Ancient aboriginal stories preserve historic sea level rise
• The magnificent work of anthropologist Lynne Kelly on indigenous and ancient memory systems
, has built a cross-cultural working model on how to preserve vast amounts of information in oral cultures, without writing. Kelly has used this technology to win multiple memory competitions. Her work compares cultures from the Ancient Greeks to Sub-Saharan African tribes, Native American tribes to the Australian Aborigines. She posits that this technology was universal in prehistory, and her work shows us the techniques that could produce cultural memories that last tens of thousands of years.
Footnotes
Gardiner’s other primary influences were Margaret Murray, Charles Godfrey Leland's, and Crowley.
The two landmasses Laurasia and Gondwana separated from each other 215 to 175 million years ago which was the late Triassic. It is perhaps then a bit confusing that Witzel uses these terms for his theory dating 40,000 year ago to present.
Austronesians are: Polynesians, Micronesians, Filipinos, and several other island races.

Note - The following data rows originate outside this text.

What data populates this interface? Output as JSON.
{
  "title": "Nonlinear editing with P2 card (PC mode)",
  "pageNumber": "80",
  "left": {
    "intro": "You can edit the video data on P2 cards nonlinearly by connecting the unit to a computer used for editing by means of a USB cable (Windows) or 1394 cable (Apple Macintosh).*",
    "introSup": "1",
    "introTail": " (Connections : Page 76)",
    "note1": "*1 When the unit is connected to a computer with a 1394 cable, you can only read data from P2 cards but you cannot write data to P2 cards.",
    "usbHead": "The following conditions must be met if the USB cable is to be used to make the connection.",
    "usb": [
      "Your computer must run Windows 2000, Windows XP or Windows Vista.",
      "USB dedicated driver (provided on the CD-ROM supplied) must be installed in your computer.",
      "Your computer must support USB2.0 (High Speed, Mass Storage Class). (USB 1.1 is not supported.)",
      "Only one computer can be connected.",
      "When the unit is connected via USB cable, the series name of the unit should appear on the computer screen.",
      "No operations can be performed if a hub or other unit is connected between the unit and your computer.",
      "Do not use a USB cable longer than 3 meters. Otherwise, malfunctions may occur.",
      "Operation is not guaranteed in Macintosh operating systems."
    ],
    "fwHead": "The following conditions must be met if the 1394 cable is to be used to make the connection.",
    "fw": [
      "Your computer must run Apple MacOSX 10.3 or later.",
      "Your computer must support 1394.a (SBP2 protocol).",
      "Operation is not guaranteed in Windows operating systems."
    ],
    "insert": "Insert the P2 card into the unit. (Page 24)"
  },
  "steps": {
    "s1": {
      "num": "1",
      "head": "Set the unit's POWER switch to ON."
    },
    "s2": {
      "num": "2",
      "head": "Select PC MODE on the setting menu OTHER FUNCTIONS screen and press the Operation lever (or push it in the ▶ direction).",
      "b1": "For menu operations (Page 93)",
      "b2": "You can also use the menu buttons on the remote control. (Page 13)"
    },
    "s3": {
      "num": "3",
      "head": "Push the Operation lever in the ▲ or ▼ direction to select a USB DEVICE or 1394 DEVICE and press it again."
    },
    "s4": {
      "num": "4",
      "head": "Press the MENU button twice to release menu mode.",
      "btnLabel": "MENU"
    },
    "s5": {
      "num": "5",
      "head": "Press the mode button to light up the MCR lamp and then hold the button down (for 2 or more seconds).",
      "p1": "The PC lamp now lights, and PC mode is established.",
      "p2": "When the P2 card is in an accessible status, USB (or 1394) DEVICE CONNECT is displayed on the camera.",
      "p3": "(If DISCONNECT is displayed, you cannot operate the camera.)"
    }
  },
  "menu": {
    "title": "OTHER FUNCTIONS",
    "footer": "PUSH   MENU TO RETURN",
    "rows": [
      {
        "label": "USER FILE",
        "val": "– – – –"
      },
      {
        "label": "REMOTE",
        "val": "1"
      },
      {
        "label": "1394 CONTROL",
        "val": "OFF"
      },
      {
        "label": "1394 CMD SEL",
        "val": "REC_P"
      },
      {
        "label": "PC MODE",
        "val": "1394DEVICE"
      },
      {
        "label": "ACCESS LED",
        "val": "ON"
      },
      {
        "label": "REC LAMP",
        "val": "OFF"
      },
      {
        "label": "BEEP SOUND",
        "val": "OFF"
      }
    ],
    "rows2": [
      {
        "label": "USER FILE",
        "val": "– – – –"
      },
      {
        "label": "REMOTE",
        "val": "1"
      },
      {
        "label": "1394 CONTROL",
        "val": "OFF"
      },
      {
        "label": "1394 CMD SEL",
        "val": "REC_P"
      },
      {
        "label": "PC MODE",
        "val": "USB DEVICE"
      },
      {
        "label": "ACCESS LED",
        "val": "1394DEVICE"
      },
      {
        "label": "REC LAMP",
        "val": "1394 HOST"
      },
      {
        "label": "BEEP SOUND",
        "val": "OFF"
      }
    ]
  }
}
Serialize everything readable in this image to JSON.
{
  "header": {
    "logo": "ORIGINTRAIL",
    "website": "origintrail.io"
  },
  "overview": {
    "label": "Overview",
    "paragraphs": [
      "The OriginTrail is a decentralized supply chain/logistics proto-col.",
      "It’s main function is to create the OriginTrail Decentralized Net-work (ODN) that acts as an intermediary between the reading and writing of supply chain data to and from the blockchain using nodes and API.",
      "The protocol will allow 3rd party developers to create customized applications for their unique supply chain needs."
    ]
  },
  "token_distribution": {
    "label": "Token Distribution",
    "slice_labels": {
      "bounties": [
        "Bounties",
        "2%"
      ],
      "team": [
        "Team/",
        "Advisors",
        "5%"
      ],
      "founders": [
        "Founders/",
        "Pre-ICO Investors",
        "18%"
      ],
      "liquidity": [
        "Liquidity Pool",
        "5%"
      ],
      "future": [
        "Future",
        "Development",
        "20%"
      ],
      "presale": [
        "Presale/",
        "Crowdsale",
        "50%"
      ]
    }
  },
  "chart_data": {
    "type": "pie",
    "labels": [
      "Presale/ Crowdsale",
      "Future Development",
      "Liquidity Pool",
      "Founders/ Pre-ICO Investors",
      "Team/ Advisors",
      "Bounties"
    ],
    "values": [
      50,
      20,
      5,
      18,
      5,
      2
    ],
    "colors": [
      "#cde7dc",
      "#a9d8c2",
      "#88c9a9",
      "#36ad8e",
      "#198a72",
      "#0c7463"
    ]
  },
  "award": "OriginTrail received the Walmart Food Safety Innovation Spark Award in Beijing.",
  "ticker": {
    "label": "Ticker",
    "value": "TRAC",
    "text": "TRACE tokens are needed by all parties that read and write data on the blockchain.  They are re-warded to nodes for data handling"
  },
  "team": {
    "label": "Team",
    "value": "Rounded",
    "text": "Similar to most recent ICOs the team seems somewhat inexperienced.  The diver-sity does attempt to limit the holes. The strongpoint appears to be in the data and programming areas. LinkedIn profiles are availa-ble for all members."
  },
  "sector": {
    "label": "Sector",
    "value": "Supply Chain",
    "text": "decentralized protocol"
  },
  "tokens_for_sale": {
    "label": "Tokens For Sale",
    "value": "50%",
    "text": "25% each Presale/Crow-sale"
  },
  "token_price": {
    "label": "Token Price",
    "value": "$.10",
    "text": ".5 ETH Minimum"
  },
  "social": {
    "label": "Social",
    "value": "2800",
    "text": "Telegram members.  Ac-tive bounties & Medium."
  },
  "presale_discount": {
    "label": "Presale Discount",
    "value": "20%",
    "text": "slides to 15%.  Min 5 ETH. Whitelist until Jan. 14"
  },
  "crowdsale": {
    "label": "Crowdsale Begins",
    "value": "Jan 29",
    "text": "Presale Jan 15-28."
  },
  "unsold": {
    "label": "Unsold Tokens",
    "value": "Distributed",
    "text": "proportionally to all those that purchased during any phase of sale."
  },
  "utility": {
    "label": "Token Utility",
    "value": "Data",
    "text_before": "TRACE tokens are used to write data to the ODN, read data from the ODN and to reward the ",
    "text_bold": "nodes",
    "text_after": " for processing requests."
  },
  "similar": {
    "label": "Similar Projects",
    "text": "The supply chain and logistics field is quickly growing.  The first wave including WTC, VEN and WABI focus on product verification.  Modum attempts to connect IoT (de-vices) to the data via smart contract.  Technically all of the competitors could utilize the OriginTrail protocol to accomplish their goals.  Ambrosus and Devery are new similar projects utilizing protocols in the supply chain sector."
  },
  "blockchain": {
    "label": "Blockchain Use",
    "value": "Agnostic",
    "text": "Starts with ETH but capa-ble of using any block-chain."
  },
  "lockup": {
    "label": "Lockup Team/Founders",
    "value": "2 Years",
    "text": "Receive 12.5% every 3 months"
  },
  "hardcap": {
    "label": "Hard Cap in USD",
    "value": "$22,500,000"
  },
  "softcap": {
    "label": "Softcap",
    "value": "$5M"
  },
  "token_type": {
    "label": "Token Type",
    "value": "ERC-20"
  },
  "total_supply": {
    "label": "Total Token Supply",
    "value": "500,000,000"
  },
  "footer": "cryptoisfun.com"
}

New theories are pushing out the earliest migrations of humans into the Americas to up to 24,000 years ago. These dates are however, still being debated by archaeologists.
In the English-speaking world the most famous Andaman Islanders are the Sentinelese of Sentinel Island below India. Though often said to be ‘uncontacted’, this is not actually the case. While they don’t allow outsiders ashore, they will sometimes meet with traders who offer them goods such as metal and coconuts in the shallow waters. Their language and culture is not well understood by outsiders.
These are summarised by me for the sake of brevity and as such they may slightly deviate from the complexity of Witzel’s vision.
See my earlier article: Mother Sky and Father Earth, for a gender inversion of this model.
Pangaea was the supercontinent that Laurasia and Gondwana split off from.
There were earlier Homo Sapien migrations out of Africa into the Levant and beyond, but as far as we can tell these didn’t stick, with these groups either retreating or dying out.